I’ve raised the question before of how countries try to limit the impact of what they perceive as unwelcome PD activities so I just that I’d connect two recent stories.

Firstly, the announcement by the Supreme Council of the Armed Forces in in Egypt that they will prevent a number of foreigners from leaving the country while they are investigated for interfering in the electoral process through the work of foreign funded NGOs.   In particular the case of Sam Lahood the head of the Egyptian office of the International Republican Institute has attracted attention.   The IRI gets funding from the US congress via the National Endowment for Democracy which originated with Ronald Reagan’s  Project Democracy.  The Egyptian regime sees foreign funded NGOs as a threat is making an effort to restrict their activities.  Given that the NGOs have been operating in a legal limbo they have plenty of scope to do so.

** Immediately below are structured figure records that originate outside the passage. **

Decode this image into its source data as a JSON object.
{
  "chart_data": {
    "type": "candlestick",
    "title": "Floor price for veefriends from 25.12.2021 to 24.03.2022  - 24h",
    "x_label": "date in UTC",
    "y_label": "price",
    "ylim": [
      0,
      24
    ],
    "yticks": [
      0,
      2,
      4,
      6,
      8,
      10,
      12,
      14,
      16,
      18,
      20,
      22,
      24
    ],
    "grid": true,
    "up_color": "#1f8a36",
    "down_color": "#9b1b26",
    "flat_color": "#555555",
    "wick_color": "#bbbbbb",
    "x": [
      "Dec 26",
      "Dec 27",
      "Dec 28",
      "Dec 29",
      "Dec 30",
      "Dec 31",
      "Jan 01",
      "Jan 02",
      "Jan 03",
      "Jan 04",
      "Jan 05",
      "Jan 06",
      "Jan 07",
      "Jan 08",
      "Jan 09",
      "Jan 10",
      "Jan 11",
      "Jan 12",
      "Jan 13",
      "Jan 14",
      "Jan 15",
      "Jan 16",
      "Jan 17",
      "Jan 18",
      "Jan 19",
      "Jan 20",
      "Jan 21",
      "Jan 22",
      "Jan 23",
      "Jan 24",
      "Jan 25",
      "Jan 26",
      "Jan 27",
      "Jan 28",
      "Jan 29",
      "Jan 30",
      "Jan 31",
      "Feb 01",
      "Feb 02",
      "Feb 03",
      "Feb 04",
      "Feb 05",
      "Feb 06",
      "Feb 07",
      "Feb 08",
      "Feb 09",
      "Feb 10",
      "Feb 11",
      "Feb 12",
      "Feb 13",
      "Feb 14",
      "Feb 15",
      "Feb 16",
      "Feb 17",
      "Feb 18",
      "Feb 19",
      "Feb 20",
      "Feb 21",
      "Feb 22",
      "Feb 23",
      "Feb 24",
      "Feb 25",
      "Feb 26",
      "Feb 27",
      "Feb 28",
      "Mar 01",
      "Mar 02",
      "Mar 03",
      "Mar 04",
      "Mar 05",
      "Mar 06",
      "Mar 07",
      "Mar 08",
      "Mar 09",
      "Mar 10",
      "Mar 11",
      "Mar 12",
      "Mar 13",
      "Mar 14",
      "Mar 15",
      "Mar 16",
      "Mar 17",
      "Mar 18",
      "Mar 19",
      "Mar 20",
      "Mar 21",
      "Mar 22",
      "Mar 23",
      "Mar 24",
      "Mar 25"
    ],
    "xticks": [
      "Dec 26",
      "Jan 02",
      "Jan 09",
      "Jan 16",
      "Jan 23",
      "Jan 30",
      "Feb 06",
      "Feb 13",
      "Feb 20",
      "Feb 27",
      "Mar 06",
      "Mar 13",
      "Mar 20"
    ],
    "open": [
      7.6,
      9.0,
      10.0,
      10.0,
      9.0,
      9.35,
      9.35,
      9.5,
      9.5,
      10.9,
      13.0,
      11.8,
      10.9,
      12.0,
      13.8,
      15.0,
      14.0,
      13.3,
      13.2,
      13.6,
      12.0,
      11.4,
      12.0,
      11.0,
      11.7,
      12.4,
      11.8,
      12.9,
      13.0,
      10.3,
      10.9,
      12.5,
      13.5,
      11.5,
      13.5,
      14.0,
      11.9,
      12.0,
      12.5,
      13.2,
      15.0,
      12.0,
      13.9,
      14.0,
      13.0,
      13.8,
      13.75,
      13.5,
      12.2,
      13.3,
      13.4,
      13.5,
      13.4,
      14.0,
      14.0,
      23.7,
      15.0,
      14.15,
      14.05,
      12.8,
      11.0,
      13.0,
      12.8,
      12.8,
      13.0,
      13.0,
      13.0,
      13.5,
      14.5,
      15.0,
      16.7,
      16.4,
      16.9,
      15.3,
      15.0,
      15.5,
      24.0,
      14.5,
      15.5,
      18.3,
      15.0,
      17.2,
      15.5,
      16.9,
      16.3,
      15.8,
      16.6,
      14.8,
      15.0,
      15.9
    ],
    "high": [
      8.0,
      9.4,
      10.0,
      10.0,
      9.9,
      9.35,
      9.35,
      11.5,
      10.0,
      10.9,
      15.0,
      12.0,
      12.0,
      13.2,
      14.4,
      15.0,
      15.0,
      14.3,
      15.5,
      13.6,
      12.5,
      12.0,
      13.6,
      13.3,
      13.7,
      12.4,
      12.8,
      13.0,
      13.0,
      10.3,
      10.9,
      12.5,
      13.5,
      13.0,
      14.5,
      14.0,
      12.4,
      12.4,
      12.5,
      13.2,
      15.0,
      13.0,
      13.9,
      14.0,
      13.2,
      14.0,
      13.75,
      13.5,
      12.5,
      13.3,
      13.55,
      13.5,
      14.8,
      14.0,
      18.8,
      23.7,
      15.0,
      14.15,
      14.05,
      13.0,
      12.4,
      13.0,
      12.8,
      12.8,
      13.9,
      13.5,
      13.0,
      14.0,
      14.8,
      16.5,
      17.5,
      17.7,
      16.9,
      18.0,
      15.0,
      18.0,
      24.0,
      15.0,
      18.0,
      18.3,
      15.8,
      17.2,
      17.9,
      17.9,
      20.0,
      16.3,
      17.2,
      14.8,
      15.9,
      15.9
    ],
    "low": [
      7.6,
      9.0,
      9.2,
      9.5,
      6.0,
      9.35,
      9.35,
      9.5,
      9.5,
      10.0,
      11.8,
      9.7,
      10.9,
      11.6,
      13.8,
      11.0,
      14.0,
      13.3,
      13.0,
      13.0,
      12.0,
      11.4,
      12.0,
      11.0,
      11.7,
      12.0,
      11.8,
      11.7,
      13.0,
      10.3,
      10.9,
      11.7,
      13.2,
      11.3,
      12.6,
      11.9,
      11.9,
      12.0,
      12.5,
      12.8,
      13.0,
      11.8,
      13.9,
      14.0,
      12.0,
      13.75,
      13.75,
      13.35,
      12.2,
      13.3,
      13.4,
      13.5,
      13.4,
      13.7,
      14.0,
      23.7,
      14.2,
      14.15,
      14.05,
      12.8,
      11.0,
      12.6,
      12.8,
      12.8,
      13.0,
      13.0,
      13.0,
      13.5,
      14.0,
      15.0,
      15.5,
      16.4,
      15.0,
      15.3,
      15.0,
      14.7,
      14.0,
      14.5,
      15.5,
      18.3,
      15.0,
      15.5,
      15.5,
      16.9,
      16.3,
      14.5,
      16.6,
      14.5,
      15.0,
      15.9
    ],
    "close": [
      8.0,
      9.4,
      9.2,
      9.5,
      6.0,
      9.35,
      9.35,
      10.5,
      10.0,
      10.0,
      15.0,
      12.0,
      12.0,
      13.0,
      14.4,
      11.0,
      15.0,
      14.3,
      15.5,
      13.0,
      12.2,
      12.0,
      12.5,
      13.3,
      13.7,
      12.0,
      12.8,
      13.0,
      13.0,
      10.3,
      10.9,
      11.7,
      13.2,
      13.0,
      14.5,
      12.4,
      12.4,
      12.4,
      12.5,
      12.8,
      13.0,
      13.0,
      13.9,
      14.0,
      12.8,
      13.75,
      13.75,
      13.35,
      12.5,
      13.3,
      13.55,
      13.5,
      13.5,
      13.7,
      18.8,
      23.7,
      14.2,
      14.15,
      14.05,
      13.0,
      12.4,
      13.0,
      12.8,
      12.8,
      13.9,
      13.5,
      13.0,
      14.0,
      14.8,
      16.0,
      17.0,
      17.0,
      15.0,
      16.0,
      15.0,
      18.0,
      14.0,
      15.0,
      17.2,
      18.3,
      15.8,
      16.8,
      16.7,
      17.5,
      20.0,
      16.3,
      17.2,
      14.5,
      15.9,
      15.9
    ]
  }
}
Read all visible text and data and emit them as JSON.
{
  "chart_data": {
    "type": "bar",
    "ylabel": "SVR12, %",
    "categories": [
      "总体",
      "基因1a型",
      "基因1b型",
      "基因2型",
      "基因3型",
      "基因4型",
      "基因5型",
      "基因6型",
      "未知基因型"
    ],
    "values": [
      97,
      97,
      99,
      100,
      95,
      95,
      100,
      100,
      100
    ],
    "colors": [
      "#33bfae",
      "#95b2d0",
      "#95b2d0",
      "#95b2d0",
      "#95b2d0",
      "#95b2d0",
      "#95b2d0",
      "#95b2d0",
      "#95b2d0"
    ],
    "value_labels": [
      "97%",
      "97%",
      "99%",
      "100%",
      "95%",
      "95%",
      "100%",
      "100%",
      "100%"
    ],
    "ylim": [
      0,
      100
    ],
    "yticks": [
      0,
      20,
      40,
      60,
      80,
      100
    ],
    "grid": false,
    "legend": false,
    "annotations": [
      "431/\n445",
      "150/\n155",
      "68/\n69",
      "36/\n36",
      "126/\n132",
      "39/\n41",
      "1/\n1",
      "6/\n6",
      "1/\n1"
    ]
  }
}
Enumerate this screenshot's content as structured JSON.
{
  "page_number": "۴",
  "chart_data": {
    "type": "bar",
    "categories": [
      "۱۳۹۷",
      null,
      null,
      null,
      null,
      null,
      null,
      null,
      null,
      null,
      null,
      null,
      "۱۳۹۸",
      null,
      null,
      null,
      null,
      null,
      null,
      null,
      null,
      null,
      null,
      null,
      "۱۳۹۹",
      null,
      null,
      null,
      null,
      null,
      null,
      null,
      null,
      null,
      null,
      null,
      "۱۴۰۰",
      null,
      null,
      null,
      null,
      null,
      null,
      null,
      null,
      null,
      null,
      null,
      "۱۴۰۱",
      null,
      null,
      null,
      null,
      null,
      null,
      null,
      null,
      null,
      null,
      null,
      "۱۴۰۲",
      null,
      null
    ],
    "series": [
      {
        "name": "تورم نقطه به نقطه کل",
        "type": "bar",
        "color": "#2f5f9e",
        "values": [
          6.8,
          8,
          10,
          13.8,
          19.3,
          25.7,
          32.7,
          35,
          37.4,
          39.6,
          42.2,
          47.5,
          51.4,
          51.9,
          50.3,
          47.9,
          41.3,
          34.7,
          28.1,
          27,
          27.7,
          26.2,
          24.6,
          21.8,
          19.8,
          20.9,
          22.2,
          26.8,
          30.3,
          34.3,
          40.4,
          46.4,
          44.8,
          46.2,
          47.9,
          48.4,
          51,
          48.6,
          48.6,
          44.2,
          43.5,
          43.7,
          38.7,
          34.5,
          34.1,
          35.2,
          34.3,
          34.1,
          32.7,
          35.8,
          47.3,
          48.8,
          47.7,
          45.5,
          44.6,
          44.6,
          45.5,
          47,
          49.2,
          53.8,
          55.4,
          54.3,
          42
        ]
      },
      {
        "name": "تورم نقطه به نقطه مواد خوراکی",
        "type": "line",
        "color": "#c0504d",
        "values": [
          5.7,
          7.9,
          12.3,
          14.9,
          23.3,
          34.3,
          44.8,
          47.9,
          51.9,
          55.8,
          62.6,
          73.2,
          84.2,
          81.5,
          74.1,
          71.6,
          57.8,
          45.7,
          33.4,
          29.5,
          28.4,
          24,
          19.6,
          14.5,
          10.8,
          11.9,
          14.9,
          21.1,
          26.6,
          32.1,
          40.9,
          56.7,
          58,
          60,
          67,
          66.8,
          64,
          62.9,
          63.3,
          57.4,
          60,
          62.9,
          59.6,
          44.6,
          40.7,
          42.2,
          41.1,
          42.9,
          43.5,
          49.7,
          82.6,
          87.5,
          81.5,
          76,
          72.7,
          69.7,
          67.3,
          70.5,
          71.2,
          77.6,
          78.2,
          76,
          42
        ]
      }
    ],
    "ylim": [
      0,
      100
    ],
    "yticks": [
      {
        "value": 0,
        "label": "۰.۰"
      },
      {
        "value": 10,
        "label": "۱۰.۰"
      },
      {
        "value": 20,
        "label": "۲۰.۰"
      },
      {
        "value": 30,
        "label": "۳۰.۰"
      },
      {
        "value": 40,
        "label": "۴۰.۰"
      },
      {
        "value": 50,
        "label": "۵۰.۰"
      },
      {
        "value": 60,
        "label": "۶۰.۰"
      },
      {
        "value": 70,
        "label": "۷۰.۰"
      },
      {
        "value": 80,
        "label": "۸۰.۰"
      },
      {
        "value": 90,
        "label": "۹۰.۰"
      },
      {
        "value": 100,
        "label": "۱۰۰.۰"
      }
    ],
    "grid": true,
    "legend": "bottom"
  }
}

Secondly, there’s the ‘warm‘ welcome the new US Ambassador in Moscow, Michael McFaul received.  On his second day in the job state television accused him of wanting to foment revolution in Russia and suggested that opposition figures who were visiting the embassy were there to receive instructions.  McFaul is reported as saying that the previous day he had had a warm welcome from Russian officials.  Thus it looks like the media reaction was directed at the public diplomacy element of the job.

In both cases it is the US commitment to democracy promotion activities that drives an element of conflict with the regime.  In the Egyptian case legal harassment is the tool and in Russia the state controlled media becomes a weapon to try and delegitimize foreign PD activities.

There is a broader question of how states manage foreign PD.   The US has the Foreign Agents Registration Act (FARA) passed in 1938 it was intended to regulate the operations of foreign propaganda offices as the Second World War approached.